Les jeunes, plutôt turbulents et décrocheurs, ont tous apprécié cette expérience qui leur servira pour passer leurs oraux et écrits de baccalauréat en juin. Le soutien de leur professeur dans ce projet les a encouragés à se dépasser dans la création. Ils ont été très investis et cette rencontre a permis pour certains de reconstruire un lien avec le lycée.

À Paris, les élèves du lycée Guimard ont travaillé plusieurs mois avec la compagnie de danse de Joanne Leighton, artiste soutenue par Arcadi, afin de découvrir la danse contemporaine. La classe d’assistants architectes a participé à plusieurs ateliers de danse en imaginant des parallèles avec leurs futurs métiers. Plusieurs partenaires ont été mobilisés dont le CENTQUATRE-PARIS.

Retour d’expériences : restitutions au lycée

Plusieurs classes du lycée Virginia Henderson d’Arnouville ont travaillé avec Sandrine Nicolas de la compagnie Les Échos tangibles autour de son spectacle Krim qui traite des pulsions violentes. Ils ont participé, tout au long de l’année, à des ateliers d’écriture de l’ordre de l’intime donnant lieu à une mise en voix de leurs textes accompagnés en musique. Afin de respecter ce que les élèves avaient livré, une forme de restitution discrète a été imaginée. Les fichiers audio des productions ont été installés sur un ordinateur du CDI pour que chacun puisse venir les écouter au casque.

Dans le même CDI, on retrouve aussi une exposition sur la question des préjugés de la classe de Gestion-Administration.
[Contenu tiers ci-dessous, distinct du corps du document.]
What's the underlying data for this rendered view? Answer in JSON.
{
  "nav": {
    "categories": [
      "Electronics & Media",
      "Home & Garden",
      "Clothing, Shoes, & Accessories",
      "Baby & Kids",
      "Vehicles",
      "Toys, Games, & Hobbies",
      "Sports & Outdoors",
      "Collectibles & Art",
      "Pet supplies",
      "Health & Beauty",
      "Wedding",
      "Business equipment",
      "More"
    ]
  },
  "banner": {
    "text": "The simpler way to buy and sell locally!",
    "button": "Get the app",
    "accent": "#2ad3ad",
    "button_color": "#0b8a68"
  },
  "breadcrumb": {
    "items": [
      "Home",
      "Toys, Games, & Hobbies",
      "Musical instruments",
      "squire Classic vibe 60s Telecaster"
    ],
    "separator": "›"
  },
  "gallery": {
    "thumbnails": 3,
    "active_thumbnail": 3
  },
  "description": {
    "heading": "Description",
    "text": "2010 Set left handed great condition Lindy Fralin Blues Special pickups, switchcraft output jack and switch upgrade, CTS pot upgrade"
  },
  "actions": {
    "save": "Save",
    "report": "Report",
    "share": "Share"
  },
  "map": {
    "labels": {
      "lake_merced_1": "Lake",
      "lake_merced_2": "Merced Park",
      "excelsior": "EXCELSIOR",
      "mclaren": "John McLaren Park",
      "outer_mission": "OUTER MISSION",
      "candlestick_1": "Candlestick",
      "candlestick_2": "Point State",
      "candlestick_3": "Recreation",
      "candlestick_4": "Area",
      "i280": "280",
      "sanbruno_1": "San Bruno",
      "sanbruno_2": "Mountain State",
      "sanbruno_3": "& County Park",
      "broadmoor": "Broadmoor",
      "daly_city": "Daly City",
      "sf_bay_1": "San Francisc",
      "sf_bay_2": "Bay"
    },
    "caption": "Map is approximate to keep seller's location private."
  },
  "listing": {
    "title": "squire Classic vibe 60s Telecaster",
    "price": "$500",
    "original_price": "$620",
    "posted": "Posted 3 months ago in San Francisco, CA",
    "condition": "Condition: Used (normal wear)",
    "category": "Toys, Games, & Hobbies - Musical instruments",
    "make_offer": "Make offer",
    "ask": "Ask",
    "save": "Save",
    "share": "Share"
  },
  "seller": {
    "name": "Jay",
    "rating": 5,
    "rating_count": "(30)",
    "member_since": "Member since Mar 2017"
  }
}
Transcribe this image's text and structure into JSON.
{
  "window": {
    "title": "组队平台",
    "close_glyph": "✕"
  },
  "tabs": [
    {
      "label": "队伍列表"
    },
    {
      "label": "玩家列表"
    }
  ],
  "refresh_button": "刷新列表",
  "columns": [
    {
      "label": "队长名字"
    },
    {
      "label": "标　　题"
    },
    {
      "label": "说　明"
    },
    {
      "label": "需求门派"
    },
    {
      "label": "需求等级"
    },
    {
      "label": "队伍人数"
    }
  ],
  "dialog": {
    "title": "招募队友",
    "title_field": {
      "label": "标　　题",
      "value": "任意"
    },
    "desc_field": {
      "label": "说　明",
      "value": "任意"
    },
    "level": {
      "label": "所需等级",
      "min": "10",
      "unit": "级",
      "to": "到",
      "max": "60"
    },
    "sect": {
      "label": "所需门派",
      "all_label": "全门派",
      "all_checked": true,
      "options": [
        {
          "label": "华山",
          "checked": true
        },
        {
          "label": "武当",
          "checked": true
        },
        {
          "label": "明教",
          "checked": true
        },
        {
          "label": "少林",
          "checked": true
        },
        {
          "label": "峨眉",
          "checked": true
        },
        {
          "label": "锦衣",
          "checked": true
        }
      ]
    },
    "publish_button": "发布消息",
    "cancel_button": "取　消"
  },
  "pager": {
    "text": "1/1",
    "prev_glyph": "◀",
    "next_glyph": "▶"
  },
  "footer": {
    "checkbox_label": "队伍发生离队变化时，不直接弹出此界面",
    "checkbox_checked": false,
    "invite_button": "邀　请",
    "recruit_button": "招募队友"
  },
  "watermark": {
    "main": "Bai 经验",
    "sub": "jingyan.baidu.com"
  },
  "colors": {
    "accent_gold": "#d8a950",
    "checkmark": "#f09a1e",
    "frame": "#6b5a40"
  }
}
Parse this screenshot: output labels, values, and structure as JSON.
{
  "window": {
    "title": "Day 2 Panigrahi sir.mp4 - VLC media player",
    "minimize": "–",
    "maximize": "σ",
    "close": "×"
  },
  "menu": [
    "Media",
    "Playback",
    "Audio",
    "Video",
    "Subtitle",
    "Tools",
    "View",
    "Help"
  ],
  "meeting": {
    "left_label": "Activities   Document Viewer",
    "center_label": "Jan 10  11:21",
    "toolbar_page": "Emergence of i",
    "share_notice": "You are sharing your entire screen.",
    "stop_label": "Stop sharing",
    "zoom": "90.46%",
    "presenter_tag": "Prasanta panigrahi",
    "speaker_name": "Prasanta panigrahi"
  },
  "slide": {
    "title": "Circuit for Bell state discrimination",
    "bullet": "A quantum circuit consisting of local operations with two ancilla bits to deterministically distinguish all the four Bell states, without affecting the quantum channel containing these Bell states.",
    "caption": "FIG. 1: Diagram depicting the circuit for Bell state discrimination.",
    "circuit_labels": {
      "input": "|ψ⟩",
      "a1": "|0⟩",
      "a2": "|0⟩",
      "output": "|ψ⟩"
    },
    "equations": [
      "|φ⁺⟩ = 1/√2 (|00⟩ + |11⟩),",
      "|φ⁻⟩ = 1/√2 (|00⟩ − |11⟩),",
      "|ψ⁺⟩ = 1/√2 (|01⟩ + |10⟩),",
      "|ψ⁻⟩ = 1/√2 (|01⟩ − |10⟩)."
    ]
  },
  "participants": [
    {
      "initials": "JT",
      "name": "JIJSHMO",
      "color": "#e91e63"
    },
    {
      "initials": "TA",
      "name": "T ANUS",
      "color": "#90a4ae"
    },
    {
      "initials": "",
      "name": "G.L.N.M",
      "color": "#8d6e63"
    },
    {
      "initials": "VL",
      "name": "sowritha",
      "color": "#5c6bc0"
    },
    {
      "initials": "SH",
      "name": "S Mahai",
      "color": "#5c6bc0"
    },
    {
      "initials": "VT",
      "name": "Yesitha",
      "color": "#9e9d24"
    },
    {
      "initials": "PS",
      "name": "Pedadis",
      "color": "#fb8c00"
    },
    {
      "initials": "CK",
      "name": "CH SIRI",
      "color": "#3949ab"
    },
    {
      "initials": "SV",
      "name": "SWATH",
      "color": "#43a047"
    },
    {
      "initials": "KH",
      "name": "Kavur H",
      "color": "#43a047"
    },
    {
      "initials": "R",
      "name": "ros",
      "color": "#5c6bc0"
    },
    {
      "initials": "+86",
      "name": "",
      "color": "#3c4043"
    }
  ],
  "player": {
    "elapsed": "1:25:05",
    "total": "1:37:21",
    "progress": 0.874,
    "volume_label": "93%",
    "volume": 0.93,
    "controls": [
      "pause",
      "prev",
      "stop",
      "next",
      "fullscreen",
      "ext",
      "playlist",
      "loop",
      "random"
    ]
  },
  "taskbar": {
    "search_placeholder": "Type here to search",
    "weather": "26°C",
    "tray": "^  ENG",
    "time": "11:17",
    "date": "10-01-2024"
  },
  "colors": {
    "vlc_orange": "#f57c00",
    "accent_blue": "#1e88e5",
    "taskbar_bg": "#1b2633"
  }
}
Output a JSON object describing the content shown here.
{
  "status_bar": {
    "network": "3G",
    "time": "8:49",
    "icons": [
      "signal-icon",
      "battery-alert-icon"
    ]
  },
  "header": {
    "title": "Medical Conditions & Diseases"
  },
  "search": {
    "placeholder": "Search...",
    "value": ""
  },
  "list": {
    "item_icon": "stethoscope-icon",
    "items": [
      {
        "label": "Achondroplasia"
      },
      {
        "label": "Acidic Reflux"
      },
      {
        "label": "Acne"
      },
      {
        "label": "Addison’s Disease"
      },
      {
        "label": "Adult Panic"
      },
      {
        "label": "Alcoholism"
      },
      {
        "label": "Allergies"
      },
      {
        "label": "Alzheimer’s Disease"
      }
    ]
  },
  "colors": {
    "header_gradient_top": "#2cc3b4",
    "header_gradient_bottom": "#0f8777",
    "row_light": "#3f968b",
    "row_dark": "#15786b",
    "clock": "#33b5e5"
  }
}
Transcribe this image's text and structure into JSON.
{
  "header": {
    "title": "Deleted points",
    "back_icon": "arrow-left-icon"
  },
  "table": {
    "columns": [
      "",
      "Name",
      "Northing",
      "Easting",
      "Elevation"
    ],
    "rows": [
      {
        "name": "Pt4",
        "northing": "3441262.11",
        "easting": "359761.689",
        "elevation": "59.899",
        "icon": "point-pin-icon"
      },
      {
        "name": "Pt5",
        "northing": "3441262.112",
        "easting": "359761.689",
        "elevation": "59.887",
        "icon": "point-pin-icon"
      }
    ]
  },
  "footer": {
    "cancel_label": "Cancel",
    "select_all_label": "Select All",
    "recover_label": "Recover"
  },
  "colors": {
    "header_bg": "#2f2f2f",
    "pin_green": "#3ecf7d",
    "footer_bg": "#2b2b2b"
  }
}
Pour le projet, les élèves ont rencontré plusieurs intervenants dont Célia Pernot qui les a accompagnés dans la production d’un documentaire photographique sur la population arménienne à Arnouville. Le choix de cette exposition a été motivé par l’envie de faire découvrir aux autres classes le projet et de faire venir les participants interviewés au lycée.

Les restitutions permettent de mettre en valeur le travail des élèves auprès de différents publics de l’établissement mais aussi à d’autres lycéens et un public extérieur. Elles permettent aussi aux lycéens de se rendre compte du résultat de leur travail même s’ils en ont déjà conscience au cours de la réalisation du projet. Ces restitutions ne sont pas systématiques et dépendent de plusieurs paramètres : élèves, équipes pédagogiques, intervenants, disponibilité de locaux etc… Il faut que l’ensemble des participants soit partie prenante et que les conditions matérielles soient réunies pour garantir leur réussite et donc la satisfaction partagée qu’elles procurent.